September 1 2010

I'm Sorry. What?

Hadley Heath

Please tell me I'm not the only person who read this and thought, "I'm sorry. What?"  There is something really fishy about this logic.  Ruth Marcus writes for the Wilmington News Journal:


Economist Keith Hennessey, an adviser to President George W. Bush, looked at the issue from a different perspective. He assumed that the longer period for collecting benefits would result in increased unemployment - contributing somewhere between 0.5 and 1 percentage points to the unemployment rate - and considered whether the trade-off was worthwhile.

At the lower effect, with unemployment at 9.5 percent, he calculated that "eight people who would like a job but cannot find one are getting more generous (unemployment) benefits for each person who is getting those same benefits and choosing not to take a new job."

At an 8-to-1 ratio, extending unemployment is good policy, Hennessey said. And what if the more generous benefits contribute a full percentage point to the unemployment rate? Then the ratio of out-of-luck worker to loafer drops to 3.5-to-1. "That is a tougher call, but I would still say yes," Hennessey concluded.


Okay, so either one out of every nine unemployed people will remain unemployed because of the disincentive to work in the extension of jobless benefits.

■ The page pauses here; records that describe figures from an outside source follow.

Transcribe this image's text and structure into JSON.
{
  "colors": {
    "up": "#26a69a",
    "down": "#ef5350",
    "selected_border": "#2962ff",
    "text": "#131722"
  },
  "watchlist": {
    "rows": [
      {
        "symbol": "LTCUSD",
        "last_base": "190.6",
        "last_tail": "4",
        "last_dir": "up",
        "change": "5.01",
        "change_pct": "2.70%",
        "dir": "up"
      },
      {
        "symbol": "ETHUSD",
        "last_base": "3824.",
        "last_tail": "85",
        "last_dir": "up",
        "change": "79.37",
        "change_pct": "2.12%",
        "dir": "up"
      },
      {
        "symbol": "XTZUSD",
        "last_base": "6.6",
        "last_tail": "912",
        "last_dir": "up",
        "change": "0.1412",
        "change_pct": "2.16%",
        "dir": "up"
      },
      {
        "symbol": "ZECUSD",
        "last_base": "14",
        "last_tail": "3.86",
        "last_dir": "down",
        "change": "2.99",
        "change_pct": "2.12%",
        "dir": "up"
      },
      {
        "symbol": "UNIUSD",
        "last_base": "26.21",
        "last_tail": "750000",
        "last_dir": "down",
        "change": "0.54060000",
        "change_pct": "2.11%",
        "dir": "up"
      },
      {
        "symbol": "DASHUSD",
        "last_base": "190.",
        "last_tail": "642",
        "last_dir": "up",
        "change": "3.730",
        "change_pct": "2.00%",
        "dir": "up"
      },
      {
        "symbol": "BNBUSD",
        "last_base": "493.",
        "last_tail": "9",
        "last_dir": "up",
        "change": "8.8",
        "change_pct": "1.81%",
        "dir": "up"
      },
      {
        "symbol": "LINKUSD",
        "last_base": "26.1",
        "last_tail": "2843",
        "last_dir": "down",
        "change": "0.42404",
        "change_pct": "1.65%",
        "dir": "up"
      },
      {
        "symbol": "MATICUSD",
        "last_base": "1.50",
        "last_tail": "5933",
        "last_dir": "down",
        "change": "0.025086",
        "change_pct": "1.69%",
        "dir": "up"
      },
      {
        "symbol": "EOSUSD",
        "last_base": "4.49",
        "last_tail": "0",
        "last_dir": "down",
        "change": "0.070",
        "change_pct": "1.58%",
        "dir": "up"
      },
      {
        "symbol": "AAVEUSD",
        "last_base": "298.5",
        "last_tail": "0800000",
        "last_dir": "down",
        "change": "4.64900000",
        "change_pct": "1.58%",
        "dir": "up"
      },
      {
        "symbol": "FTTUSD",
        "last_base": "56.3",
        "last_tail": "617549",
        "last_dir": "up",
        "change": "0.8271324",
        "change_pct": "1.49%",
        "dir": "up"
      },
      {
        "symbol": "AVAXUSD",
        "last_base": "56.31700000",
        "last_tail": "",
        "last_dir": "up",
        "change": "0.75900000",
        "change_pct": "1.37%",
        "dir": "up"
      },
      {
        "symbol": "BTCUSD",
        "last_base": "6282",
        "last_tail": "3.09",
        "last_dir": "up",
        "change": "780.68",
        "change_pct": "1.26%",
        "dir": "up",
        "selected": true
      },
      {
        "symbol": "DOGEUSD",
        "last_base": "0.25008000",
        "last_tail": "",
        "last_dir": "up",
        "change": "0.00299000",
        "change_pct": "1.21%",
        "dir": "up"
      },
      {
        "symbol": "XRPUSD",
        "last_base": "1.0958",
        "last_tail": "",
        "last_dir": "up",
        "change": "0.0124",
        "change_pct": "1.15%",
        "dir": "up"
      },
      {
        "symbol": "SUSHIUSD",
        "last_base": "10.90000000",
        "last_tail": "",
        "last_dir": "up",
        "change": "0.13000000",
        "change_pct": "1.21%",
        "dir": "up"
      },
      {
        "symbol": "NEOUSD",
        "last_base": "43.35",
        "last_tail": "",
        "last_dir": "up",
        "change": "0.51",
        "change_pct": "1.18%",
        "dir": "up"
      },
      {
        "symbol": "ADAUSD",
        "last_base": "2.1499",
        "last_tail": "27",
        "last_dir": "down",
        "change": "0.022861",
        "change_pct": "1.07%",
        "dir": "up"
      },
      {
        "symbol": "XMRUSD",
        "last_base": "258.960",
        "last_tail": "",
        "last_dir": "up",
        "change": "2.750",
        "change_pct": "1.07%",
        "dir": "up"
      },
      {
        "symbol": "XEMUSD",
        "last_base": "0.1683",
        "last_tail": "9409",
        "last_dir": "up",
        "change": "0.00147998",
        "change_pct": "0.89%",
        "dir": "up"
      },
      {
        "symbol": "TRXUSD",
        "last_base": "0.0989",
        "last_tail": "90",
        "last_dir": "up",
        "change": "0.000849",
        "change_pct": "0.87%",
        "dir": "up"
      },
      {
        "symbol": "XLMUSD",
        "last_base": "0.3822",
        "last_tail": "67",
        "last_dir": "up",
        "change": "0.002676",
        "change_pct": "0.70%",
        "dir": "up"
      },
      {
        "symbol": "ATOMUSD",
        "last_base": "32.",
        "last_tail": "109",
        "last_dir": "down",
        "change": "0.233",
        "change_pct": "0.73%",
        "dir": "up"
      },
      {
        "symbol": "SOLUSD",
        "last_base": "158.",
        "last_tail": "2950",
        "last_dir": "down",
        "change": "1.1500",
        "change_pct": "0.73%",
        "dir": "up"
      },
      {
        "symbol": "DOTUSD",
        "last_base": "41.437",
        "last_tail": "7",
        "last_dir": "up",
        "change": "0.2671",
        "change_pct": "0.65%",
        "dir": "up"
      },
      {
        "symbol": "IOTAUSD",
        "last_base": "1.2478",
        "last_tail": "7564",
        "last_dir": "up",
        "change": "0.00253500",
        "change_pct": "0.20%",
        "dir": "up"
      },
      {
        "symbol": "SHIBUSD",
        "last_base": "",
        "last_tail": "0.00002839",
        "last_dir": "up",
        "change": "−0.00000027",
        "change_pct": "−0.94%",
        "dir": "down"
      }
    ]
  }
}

Or two out of every nine unemployed people will remain unemployed for this reason.

It seems that Marcus (and Hennessey) are ignoring how high unemployment affects the economy - not just the individuals who are unemployed.  Consider those numbers again: if one or maybe even two out of every nine jobless people are voluntarily unemployed - they aren't trying that hard to get work because they can rely on the unemployment benefits - that adds up to millions of people.  There are currently about 14.6 million unemployed people in the United States.  So, are you telling me that a policy that essentially encourages approximately 1.62 to 3.24 million people to remain jobless is good for the United States?  That's billions in lost productivity and a smaller economic pie, in addition to the money spent paying unnecessary benefits.

 
Putting that part of the work force back into jobs is tantamount to taking our current unemployment rate of 9.5% and lowering it to 8.4% or 7.4%.  That's pretty significant.


Of course we don't want people who are looking for work in earnest, and simply can't find a job, to suffer, but we need to also understand the full consequences of policies that discourage work.  It's more than a budget problem.  It's a big economic problem.